The Risen Phoenix charts the changing landscape of black politics and political culture in the postwar South by focusing on the careers of six black congressmen who served between the Civil War and the turn of the nineteenth century: John Mercer Langston of Virginia, James Thomas Rapier of Alabama, Robert Smalls of South Carolina, John Roy Lynch of Mississippi, Josiah Thomas Walls of Florida, and George Henry White of North Carolina. Drawing on a rich combination of traditional political history, gender and black history, and the history of U.S. foreign relations, the book argues that African American congressmen effectively served their constituents’ interests while also navigating their way through a tumultuous post–Civil War Southern political environment.

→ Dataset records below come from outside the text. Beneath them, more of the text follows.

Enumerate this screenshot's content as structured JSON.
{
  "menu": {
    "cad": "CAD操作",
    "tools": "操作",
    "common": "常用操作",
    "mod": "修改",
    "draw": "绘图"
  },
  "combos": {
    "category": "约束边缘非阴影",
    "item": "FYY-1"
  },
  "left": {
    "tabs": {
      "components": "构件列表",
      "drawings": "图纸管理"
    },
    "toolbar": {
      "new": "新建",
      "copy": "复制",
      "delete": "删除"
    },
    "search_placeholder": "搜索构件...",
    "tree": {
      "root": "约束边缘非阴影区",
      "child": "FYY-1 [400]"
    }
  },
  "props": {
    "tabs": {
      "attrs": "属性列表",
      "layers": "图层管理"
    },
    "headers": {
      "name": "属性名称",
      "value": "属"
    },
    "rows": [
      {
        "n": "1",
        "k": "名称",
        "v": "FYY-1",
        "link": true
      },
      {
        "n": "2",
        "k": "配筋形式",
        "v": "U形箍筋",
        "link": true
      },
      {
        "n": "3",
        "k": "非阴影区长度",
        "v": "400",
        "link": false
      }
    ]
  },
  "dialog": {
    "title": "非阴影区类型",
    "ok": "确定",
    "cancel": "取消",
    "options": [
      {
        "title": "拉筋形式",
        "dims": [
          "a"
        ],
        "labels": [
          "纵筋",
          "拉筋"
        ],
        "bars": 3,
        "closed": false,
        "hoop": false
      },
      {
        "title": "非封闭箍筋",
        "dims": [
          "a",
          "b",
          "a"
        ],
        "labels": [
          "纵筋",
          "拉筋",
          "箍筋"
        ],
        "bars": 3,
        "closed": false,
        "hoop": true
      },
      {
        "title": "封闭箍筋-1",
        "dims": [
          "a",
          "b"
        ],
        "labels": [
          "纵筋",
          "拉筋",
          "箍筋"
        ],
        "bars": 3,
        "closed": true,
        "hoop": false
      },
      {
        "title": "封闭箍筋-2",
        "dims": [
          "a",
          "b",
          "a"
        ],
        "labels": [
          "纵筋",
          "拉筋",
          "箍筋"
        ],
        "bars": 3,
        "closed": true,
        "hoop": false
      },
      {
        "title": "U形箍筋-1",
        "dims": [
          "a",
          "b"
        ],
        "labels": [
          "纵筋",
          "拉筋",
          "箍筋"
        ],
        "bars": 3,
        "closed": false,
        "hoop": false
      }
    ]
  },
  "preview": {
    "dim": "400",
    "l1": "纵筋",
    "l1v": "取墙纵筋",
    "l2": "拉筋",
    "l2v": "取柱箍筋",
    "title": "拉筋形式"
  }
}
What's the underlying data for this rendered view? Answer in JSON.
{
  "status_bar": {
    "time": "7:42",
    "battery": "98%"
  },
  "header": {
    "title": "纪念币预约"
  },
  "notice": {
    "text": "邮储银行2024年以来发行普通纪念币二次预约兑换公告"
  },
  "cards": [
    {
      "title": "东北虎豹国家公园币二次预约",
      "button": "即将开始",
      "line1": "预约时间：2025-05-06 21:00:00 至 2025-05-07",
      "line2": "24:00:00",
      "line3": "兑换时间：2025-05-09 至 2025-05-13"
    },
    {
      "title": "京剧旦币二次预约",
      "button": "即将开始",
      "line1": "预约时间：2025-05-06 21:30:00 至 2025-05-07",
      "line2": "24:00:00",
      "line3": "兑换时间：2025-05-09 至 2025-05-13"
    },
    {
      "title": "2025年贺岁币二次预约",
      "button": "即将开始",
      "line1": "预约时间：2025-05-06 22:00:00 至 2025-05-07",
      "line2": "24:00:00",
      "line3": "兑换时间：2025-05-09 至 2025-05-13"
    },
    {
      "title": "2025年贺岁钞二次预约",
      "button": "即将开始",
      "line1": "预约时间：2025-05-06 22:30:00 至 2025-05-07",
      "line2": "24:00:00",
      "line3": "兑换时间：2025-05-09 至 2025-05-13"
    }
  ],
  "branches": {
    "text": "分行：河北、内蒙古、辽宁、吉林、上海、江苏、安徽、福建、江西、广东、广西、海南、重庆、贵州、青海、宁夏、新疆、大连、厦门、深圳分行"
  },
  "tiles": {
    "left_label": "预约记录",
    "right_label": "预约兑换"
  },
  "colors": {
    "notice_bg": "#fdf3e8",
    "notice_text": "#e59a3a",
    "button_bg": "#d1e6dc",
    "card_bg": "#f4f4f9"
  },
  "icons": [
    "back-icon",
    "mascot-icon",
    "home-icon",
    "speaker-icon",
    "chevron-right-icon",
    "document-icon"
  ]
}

Black congressmen represented their constituents by advancing a policy agenda encompassing strong civil rights protections, economic modernization, and expanded access to education. Local developments such as antiblack aggression and violent electoral contests shaped the policies supported by newly elected black congressmen, including the tactical decision to support amnesty for ex-Confederates. Yet black congressmen ultimately embraced their role as national leaders and as spokesmen not only for their congressional districts and states but for all African Americans throughout the South. As these black leaders searched for effective ways to respond to white supremacy, disenfranchisement, segregation, and lynching, they challenged the barriers of prejudice, paving the way for future black struggles for equality in the twentieth century.